Despite the persistent warmth extended by her cousins once arriving at her remote and leafy new home, Daisy maintains a commitment to rebuffing them, and alienating herself. With the exception of cousin Eddie (George MacKay), a strapping young lad about the same age as she. From the second they lay eyes on each other, there's a really unfounded dormant romance vibe.

In the first half hour or so of the movie, everything about it feels unconvincing, and not quite right. The lack of conviction extends into all corners, but this romance storyline takes the cake. It just seems unwarranted for the two characters to open that can of worms - they're cousins, and in this day in age, it's pretty frowned upon. But it seems that because they've got nothing much else to do, they go there. This is, in my opinion, gaping hole number two, because there just isn't a compelling case made for the taboo attraction. 

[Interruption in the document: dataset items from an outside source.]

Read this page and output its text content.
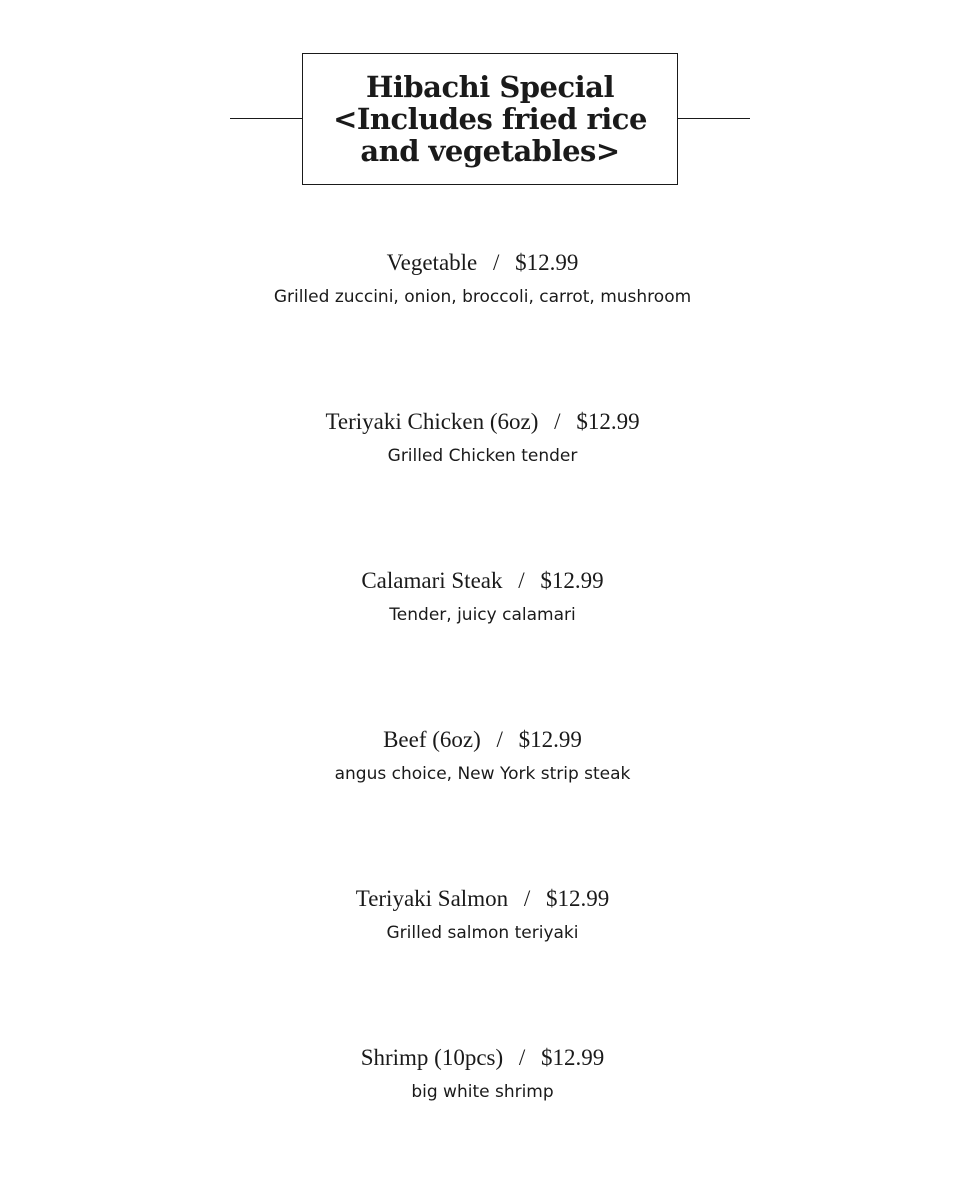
Hibachi Special
<Includes fried rice
and vegetables>
Vegetable / $12.99
Grilled zuccini, onion, broccoli, carrot, mushroom
Teriyaki Chicken (6oz) / $12.99
Grilled Chicken tender
Calamari Steak / $12.99
Tender, juicy calamari
Beef (6oz) / $12.99
angus choice, New York strip steak
Teriyaki Salmon / $12.99
Grilled salmon teriyaki
Shrimp (10pcs) / $12.99
big white shrimp
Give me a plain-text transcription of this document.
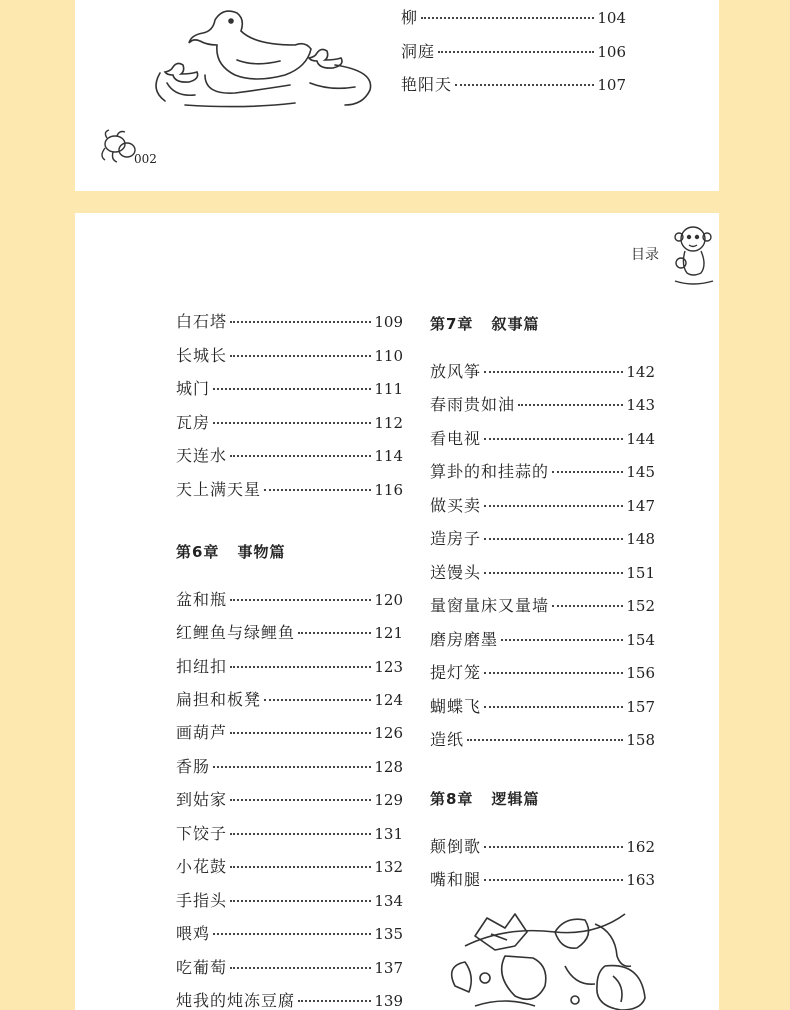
002
柳	104
洞庭	106
艳阳天	107
目录
白石塔	109
长城长	110
城门	111
瓦房	112
天连水	114
天上满天星	116
第6章 事物篇
盆和瓶	120
红鲤鱼与绿鲤鱼	121
扣纽扣	123
扁担和板凳	124
画葫芦	126
香肠	128
到姑家	129
下饺子	131
小花鼓	132
手指头	134
喂鸡	135
吃葡萄	137
炖我的炖冻豆腐	139
第7章 叙事篇
放风筝	142
春雨贵如油	143
看电视	144
算卦的和挂蒜的	145
做买卖	147
造房子	148
送馒头	151
量窗量床又量墙	152
磨房磨墨	154
提灯笼	156
蝴蝶飞	157
造纸	158
第8章 逻辑篇
颠倒歌	162
嘴和腿	163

Before long, suspicious Government activity seen on the news comes to a head in the form of explicit nuclear war between unspecified forces. Precipitation of ash and explosions in nearby paddocks lead to the forceful removal of the five kids from their countryside haven, at which point Daisy is split from her Eddie. From there, drama ensues, and graphic war scenery replaces the brief distraction from misery Daisy has been enjoying in her newfound love interest. 

Indeed, the film is beautifully shot in a grittily realistic style, and once the survival phase of the story begins, it's gripping and graphically tense. Paired with her youngest cousin Piper, Daisy escapes from a Government camp and they commence a treacherous journey back to the farm, where they believe they will be reunited with the other half of their party.

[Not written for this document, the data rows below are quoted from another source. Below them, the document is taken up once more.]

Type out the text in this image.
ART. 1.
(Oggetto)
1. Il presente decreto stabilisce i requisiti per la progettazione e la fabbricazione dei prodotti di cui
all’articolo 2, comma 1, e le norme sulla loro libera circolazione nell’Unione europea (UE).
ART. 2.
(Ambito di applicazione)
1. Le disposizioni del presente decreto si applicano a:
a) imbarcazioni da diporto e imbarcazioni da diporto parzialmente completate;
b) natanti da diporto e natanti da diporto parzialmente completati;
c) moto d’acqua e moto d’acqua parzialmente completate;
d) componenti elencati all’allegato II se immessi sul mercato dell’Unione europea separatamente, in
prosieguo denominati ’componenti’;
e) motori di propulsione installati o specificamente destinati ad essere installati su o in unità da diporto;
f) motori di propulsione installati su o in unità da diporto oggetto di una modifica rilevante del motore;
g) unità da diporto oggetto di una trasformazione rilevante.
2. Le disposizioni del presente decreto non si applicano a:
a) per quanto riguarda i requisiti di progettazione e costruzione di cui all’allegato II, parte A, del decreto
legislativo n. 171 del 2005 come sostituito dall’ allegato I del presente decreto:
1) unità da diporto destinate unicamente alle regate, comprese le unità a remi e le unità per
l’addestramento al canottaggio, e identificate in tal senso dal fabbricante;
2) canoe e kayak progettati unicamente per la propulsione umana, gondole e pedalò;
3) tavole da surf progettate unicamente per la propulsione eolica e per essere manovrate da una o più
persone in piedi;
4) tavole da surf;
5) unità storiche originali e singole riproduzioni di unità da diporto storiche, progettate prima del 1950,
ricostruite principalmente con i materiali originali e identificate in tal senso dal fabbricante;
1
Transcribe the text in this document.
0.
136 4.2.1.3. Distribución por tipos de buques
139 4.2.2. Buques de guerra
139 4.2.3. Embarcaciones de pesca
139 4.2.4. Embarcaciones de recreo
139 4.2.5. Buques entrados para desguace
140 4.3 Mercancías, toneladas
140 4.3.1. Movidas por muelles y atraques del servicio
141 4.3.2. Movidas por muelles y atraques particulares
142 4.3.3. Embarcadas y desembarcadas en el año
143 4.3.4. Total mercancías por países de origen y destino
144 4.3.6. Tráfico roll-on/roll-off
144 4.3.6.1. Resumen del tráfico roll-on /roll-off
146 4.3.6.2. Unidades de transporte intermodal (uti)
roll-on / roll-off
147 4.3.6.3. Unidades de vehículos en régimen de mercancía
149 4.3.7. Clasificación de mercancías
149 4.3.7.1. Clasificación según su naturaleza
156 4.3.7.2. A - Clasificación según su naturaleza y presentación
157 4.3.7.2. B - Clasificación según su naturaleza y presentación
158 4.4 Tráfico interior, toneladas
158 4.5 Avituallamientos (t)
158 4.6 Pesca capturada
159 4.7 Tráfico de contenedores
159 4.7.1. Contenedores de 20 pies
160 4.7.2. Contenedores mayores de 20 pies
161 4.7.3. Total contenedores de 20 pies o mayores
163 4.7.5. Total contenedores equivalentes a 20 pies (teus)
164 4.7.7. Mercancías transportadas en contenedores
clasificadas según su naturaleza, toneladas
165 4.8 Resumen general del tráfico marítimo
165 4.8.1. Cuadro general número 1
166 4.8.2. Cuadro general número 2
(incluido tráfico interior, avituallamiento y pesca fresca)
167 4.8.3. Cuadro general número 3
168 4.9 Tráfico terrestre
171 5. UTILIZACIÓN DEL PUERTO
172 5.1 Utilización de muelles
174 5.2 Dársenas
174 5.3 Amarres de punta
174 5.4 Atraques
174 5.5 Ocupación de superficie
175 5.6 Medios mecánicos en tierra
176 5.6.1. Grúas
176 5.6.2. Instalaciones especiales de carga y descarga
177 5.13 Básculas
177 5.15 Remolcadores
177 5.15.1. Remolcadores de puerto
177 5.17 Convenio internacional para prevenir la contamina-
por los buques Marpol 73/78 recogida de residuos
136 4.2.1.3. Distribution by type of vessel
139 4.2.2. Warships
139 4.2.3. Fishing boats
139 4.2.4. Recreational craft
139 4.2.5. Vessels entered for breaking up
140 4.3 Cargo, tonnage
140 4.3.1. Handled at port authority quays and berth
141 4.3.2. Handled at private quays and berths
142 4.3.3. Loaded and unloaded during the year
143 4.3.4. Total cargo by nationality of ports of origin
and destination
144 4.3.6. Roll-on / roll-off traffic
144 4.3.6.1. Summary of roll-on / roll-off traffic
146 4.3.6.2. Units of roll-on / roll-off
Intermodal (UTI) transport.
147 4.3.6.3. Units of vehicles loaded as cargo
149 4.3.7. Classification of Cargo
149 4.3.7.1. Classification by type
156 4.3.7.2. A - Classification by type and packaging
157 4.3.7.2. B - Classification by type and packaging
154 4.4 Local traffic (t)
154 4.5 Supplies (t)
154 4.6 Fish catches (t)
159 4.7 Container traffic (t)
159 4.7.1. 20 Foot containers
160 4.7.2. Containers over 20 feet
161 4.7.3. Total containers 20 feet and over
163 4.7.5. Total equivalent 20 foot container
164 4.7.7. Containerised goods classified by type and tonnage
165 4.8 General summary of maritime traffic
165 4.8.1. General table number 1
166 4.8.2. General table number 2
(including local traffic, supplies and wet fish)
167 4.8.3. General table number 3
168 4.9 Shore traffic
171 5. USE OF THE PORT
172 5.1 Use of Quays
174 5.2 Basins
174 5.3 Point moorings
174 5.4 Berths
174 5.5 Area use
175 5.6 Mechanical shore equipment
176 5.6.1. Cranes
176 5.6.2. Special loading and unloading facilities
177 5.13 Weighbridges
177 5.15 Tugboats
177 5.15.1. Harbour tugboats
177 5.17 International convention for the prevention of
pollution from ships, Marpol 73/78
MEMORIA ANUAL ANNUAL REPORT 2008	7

Gaping hole number three lies in the circumstances surrounding this war that's going on. The speculative sub-plot of nuclear war is an interesting one, because it creates a post-apocalyptic setting, without compromising the realism of the storyline. But it merely remains a catalyst for Daisy's coming-of-age journey from a sullen teen to a level-headed adult with perspective. Admittedly, this transformation is probably what (sort of) redeemed the film for me, because my initial dislike for the character was definitely overshadowing the film's merits.

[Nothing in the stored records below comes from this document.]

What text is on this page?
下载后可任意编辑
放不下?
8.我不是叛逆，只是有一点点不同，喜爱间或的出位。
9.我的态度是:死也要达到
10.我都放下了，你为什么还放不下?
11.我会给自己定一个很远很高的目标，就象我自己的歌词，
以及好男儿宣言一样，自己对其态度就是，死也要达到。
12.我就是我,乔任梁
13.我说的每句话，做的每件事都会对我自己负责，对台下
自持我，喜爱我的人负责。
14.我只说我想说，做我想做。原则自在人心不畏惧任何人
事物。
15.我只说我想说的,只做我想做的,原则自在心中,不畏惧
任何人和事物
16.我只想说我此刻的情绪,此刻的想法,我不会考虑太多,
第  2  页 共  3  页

Nonetheless, Ronan's portrayal of Daisy is unconvincing. For a character that starts out as unlikeable as Daisy, I think sooner or later there needs to be a little elaboration on her past. But there wasn't, resulting in gaping hole number four - insufficient insight into the character psyche. Of course, being adapted from a novel, it's likely that a lot of the story's complexity was lost in translation. I didn't read the novel, and I was aware of gaping holes... Not those thought-provoking gaps that are often good in films, just unaddressed, gaping holes.

Despite these flaws that have really dominated the review, the film had strengths - one being that it was absolutely not a bore to watch. The opening sequence had some nice rhythmic editing, with a well-matched soundtrack, and the graphic violence was hair-raising without being gratuitous. Worth a watch, particularly if you've read the novel.